We’ve seen this play before in the context of other types of cases. Civil judges often have hearings early in a process following an arrest over whether to grant a protective order in a family violence case. The criminal defense attorney should never ignore this and the pitfalls as well as the opportunities it presents. In child abuse cases, there is often concurrent family law litigation moving much more quickly than the criminal case, and it can have huge consequences on the outcome of the case. I have three criminal cases right now in which the alleged victim has filed a concurrent civil suit for monetary damages. As discussed above, statements made by students at their “initial meeting” with a dean of students representative can greatly impact the outcome of a future sexual assault case in district court.

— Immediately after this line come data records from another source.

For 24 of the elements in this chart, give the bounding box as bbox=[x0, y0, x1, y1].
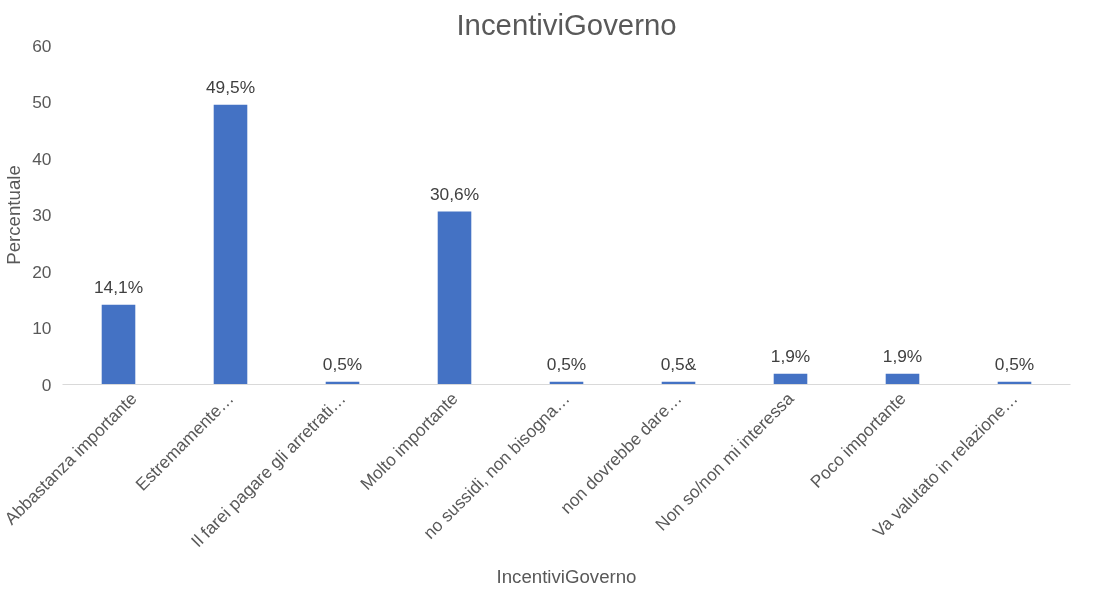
data-label: 0,5& bbox=[660, 353, 697, 374]
y-axis-title: Percentuale bbox=[3, 165, 25, 265]
y-tick-label: 60 bbox=[32, 35, 52, 56]
data-label: 0,5% bbox=[322, 353, 363, 374]
y-tick-label: 50 bbox=[32, 92, 52, 112]
y-tick-label: 40 bbox=[32, 148, 52, 169]
data-label: 1,9% bbox=[770, 345, 811, 366]
y-tick-label: 10 bbox=[32, 318, 52, 338]
y-tick-label: 0 bbox=[41, 374, 52, 395]
bar bbox=[437, 211, 472, 385]
data-label: 14,1% bbox=[93, 276, 144, 297]
bar bbox=[773, 373, 808, 385]
chart-title: IncentiviGoverno bbox=[456, 7, 677, 41]
y-tick-label: 30 bbox=[32, 205, 52, 225]
bar bbox=[885, 373, 920, 385]
bar bbox=[101, 304, 136, 385]
y-tick-label: 20 bbox=[32, 261, 52, 282]
data-label: 1,9% bbox=[882, 345, 923, 366]
data-label: 49,5% bbox=[205, 76, 256, 97]
data-label: 30,6% bbox=[429, 183, 480, 204]
x-axis-title: IncentiviGoverno bbox=[496, 566, 637, 588]
data-label: 0,5% bbox=[994, 353, 1035, 374]
data-label: 0,5% bbox=[546, 353, 587, 374]
bar bbox=[213, 104, 248, 385]
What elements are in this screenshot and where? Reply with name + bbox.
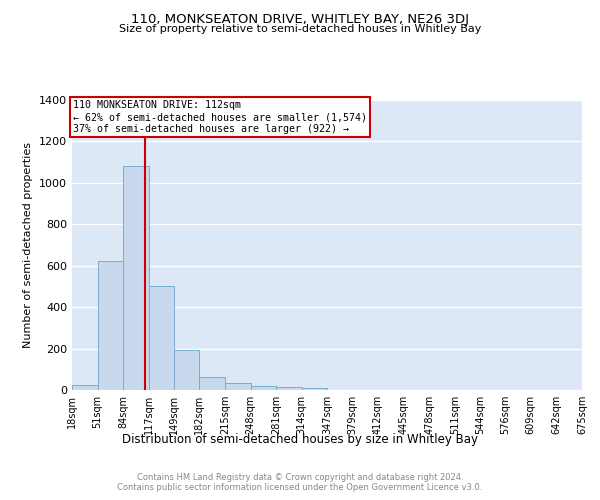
Bar <box>199 376 225 390</box>
Text: Contains HM Land Registry data © Crown copyright and database right 2024.: Contains HM Land Registry data © Crown c… <box>137 472 463 482</box>
Bar <box>123 166 149 390</box>
Text: Contains public sector information licensed under the Open Government Licence v3: Contains public sector information licen… <box>118 482 482 492</box>
Bar <box>149 286 173 390</box>
Bar <box>302 388 328 390</box>
Bar <box>276 387 302 390</box>
Y-axis label: Number of semi-detached properties: Number of semi-detached properties <box>23 142 34 348</box>
Bar <box>173 350 199 390</box>
Text: Size of property relative to semi-detached houses in Whitley Bay: Size of property relative to semi-detach… <box>119 24 481 34</box>
Bar <box>225 384 251 390</box>
Bar <box>72 385 98 390</box>
Text: 110 MONKSEATON DRIVE: 112sqm
← 62% of semi-detached houses are smaller (1,574)
3: 110 MONKSEATON DRIVE: 112sqm ← 62% of se… <box>73 100 367 134</box>
Bar <box>98 260 123 390</box>
Text: 110, MONKSEATON DRIVE, WHITLEY BAY, NE26 3DJ: 110, MONKSEATON DRIVE, WHITLEY BAY, NE26… <box>131 12 469 26</box>
Text: Distribution of semi-detached houses by size in Whitley Bay: Distribution of semi-detached houses by … <box>122 432 478 446</box>
Bar <box>251 386 276 390</box>
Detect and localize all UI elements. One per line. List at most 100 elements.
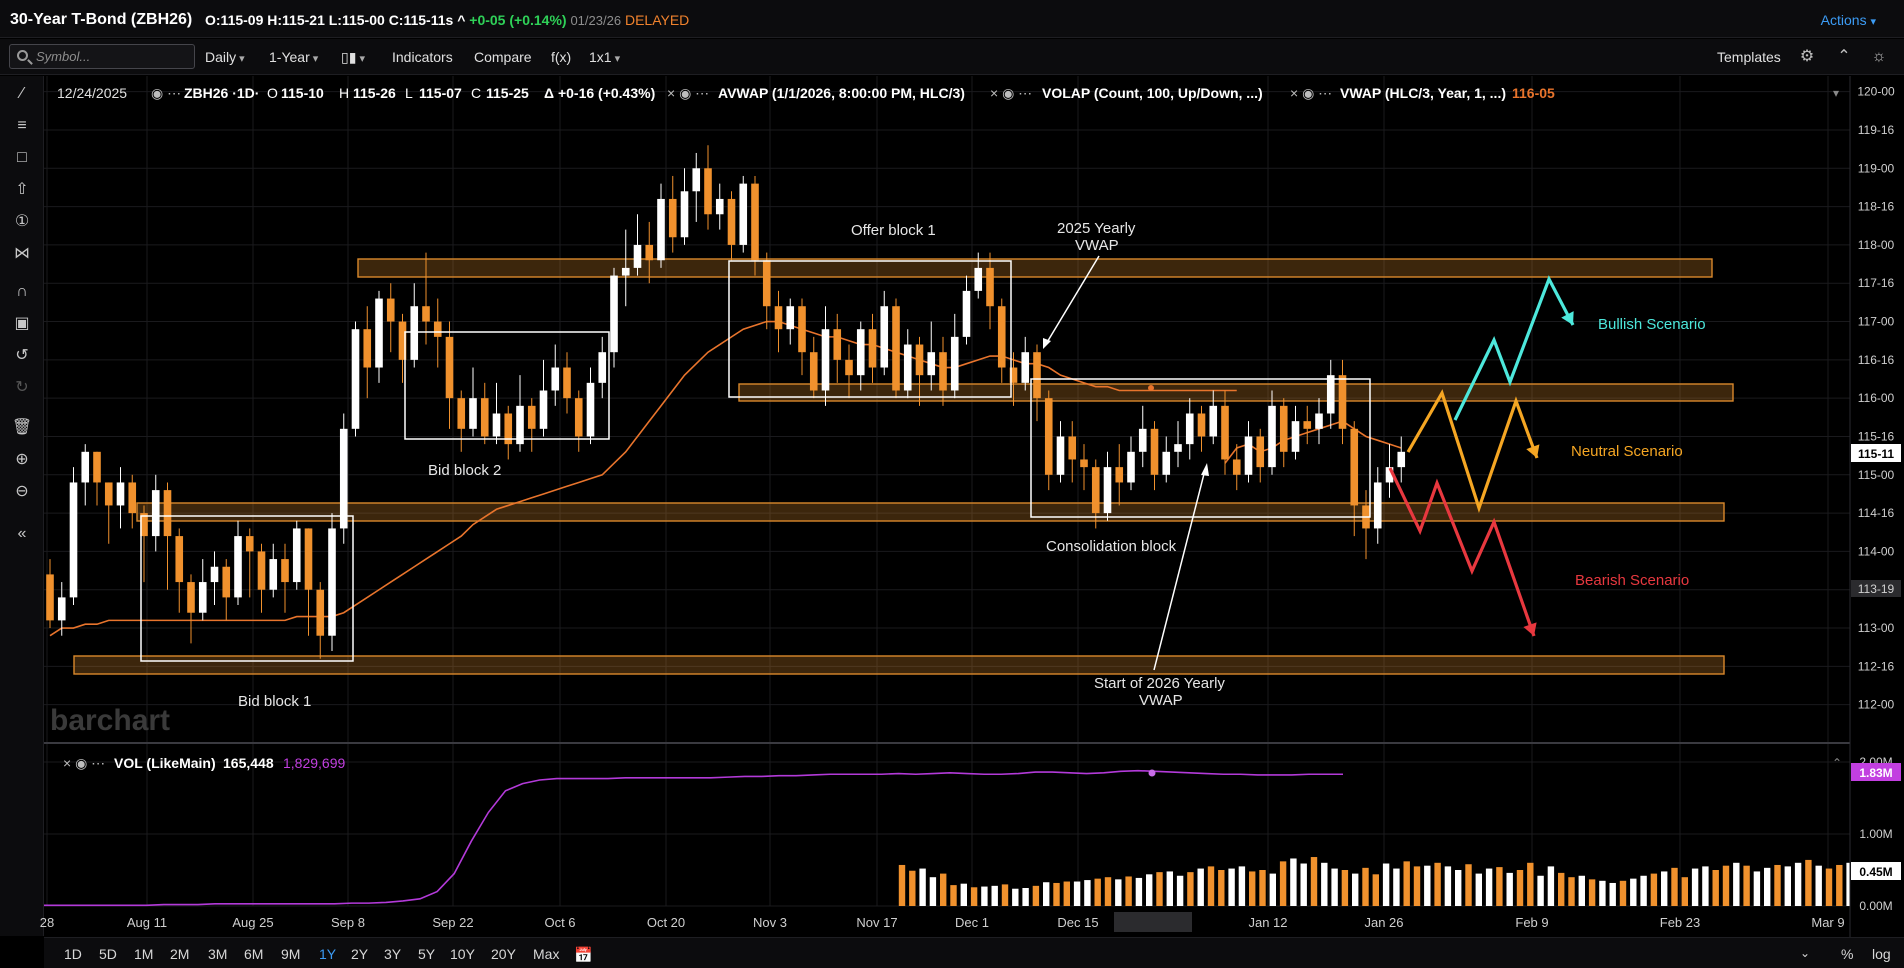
candle-body — [1385, 467, 1394, 483]
compare-button[interactable]: Compare — [474, 49, 532, 65]
zoom-out-icon[interactable]: ⊖ — [15, 483, 29, 500]
lock-icon[interactable]: ▣ — [14, 315, 30, 332]
offer-block-1-label[interactable]: Offer block 1 — [851, 222, 936, 239]
volume-bar — [1053, 882, 1060, 906]
volume-legend-icons[interactable]: × ◉ ⋯ — [63, 755, 105, 771]
indicators-button[interactable]: Indicators — [392, 49, 453, 65]
candle-body — [516, 405, 524, 445]
zoom-in-icon[interactable]: ⊕ — [15, 451, 29, 468]
vwap-2025-arrow[interactable] — [1045, 255, 1100, 345]
templates-button[interactable]: Templates — [1717, 49, 1781, 65]
range-button-2y[interactable]: 2Y — [351, 946, 369, 962]
range-button-2m[interactable]: 2M — [170, 946, 190, 962]
consolidation-block-label[interactable]: Consolidation block — [1046, 538, 1177, 555]
volume-bar — [1269, 873, 1276, 906]
range-button-5y[interactable]: 5Y — [418, 946, 436, 962]
volume-pane-collapse-icon[interactable]: ⌃ — [1832, 756, 1842, 770]
price-axis-label: 117-00 — [1858, 315, 1895, 329]
range-button-10y[interactable]: 10Y — [450, 946, 475, 962]
expand-down-icon[interactable]: ⌄ — [1800, 946, 1811, 960]
interval-dropdown[interactable]: Daily — [205, 49, 245, 65]
avwap-close-icon[interactable]: × ◉ ⋯ — [667, 85, 709, 101]
volume-bar — [1352, 873, 1359, 906]
bid-block-1-box[interactable] — [140, 515, 354, 662]
bid-block-2-label[interactable]: Bid block 2 — [428, 462, 501, 479]
symbol-search[interactable]: Symbol... — [9, 44, 195, 69]
range-button-5d[interactable]: 5D — [99, 946, 117, 962]
bid-block-2-box[interactable] — [404, 331, 610, 440]
rectangle-tool-icon[interactable]: □ — [17, 149, 27, 166]
redo-icon[interactable]: ↻ — [15, 379, 29, 396]
layout-dropdown[interactable]: 1x1 — [589, 49, 620, 65]
vwap-2026-label-line2[interactable]: VWAP — [1139, 692, 1183, 709]
volap-close-icon[interactable]: × ◉ ⋯ — [990, 85, 1032, 101]
theme-sun-icon[interactable]: ☼ — [1871, 48, 1887, 65]
magnet-icon[interactable]: ∩ — [16, 283, 28, 300]
pattern-tool-icon[interactable]: ⋈ — [14, 245, 30, 262]
range-button-1m[interactable]: 1M — [134, 946, 154, 962]
price-zone-band — [73, 655, 1725, 675]
function-button[interactable]: f(x) — [551, 49, 572, 65]
annotation-tool-icon[interactable]: ① — [14, 213, 30, 230]
candle-body — [410, 306, 419, 360]
legend-volap: VOLAP (Count, 100, Up/Down, ...) — [1042, 85, 1263, 101]
candle-body — [527, 405, 536, 429]
candle-body — [1056, 436, 1065, 475]
candle-body — [234, 536, 242, 598]
time-axis-label: 28 — [40, 915, 54, 930]
vwap-close-icon[interactable]: × ◉ ⋯ — [1290, 85, 1332, 101]
price-zone-band — [136, 502, 1725, 522]
volume-bar — [1753, 871, 1761, 906]
collapse-up-icon[interactable]: ⌃ — [1837, 48, 1851, 65]
fibonacci-tool-icon[interactable]: ≡ — [17, 117, 27, 134]
top-bar: 30-Year T-Bond (ZBH26) O:115-09 H:115-21… — [0, 0, 1904, 38]
chart-canvas[interactable]: barchart Bid block 1 Bid block 2 Offer b… — [0, 0, 1904, 937]
range-button-9m[interactable]: 9M — [281, 946, 301, 962]
range-button-20y[interactable]: 20Y — [491, 946, 516, 962]
volume-bar — [991, 885, 998, 906]
volume-bar — [1166, 871, 1173, 906]
collapse-sidebar-icon[interactable]: « — [17, 525, 27, 542]
candle-body — [962, 290, 971, 337]
range-button-3y[interactable]: 3Y — [384, 946, 402, 962]
log-scale-toggle[interactable]: log — [1872, 946, 1891, 962]
trendline-tool-icon[interactable]: ∕ — [20, 85, 24, 102]
calendar-icon[interactable]: 📅 — [574, 947, 593, 964]
vwap-marker — [1148, 385, 1154, 391]
percent-scale-toggle[interactable]: % — [1841, 946, 1854, 962]
offer-block-1-box[interactable] — [728, 260, 1012, 398]
vwap-2026-arrow[interactable] — [1153, 469, 1206, 671]
legend-eye-icon[interactable]: ◉ ⋯ — [151, 85, 181, 101]
time-axis-label: Feb 9 — [1515, 915, 1548, 930]
quote-low: L:115-00 — [328, 12, 385, 28]
range-button-6m[interactable]: 6M — [244, 946, 264, 962]
volume-bar — [1794, 862, 1802, 906]
vwap-2025-label-line2[interactable]: VWAP — [1075, 237, 1119, 254]
gear-icon[interactable]: ⚙ — [1799, 48, 1815, 65]
range-button-max[interactable]: Max — [533, 946, 560, 962]
candlestick-series — [46, 145, 1406, 659]
candle-body — [69, 482, 78, 598]
candle-body — [151, 490, 160, 537]
candle-body — [903, 344, 912, 391]
vwap-2025-label-line1[interactable]: 2025 Yearly — [1057, 220, 1136, 237]
shape-tool-icon[interactable]: ⇧ — [15, 181, 29, 198]
legend-collapse-icon[interactable]: ▾ — [1833, 86, 1839, 100]
actions-menu[interactable]: Actions ▾ — [1821, 12, 1876, 28]
chart-type-dropdown[interactable]: ▯▮ — [341, 49, 365, 66]
vwap-2026-label-line1[interactable]: Start of 2026 Yearly — [1094, 675, 1225, 692]
bullish-scenario-path — [1453, 275, 1575, 421]
range-button-1y[interactable]: 1Y — [319, 946, 337, 962]
quote-date: 01/23/26 — [570, 13, 622, 28]
range-button-3m[interactable]: 3M — [208, 946, 228, 962]
candle-body — [1115, 467, 1124, 483]
price-axis[interactable] — [1850, 76, 1904, 937]
period-dropdown[interactable]: 1-Year — [269, 49, 318, 65]
volume-bar — [1146, 874, 1153, 906]
consolidation-block-box[interactable] — [1030, 378, 1371, 518]
volume-bar — [1733, 862, 1740, 906]
range-button-1d[interactable]: 1D — [64, 946, 82, 962]
bid-block-1-label[interactable]: Bid block 1 — [238, 693, 311, 710]
trash-icon[interactable]: 🗑 — [11, 419, 33, 436]
undo-icon[interactable]: ↺ — [15, 347, 29, 364]
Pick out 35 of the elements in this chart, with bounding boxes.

It is not my role to advise anyone about policy matters on how we handle the serious issues of sexual assault, family violence, or child abuse. However, it is at the heart of all TCDLA members, judges, and prosecutors to consider how an individual accused is treated when well-intentioned policies are implemented that lack fundamental fairness. If you have such a case, get involved early and fight for your client. The fight can be long, difficult and take more time than you ever expected. However, it is your duty to engage rather than turning a blind eye to concurrent civil and administrative proceedings that can shape the outcome and your client’s future.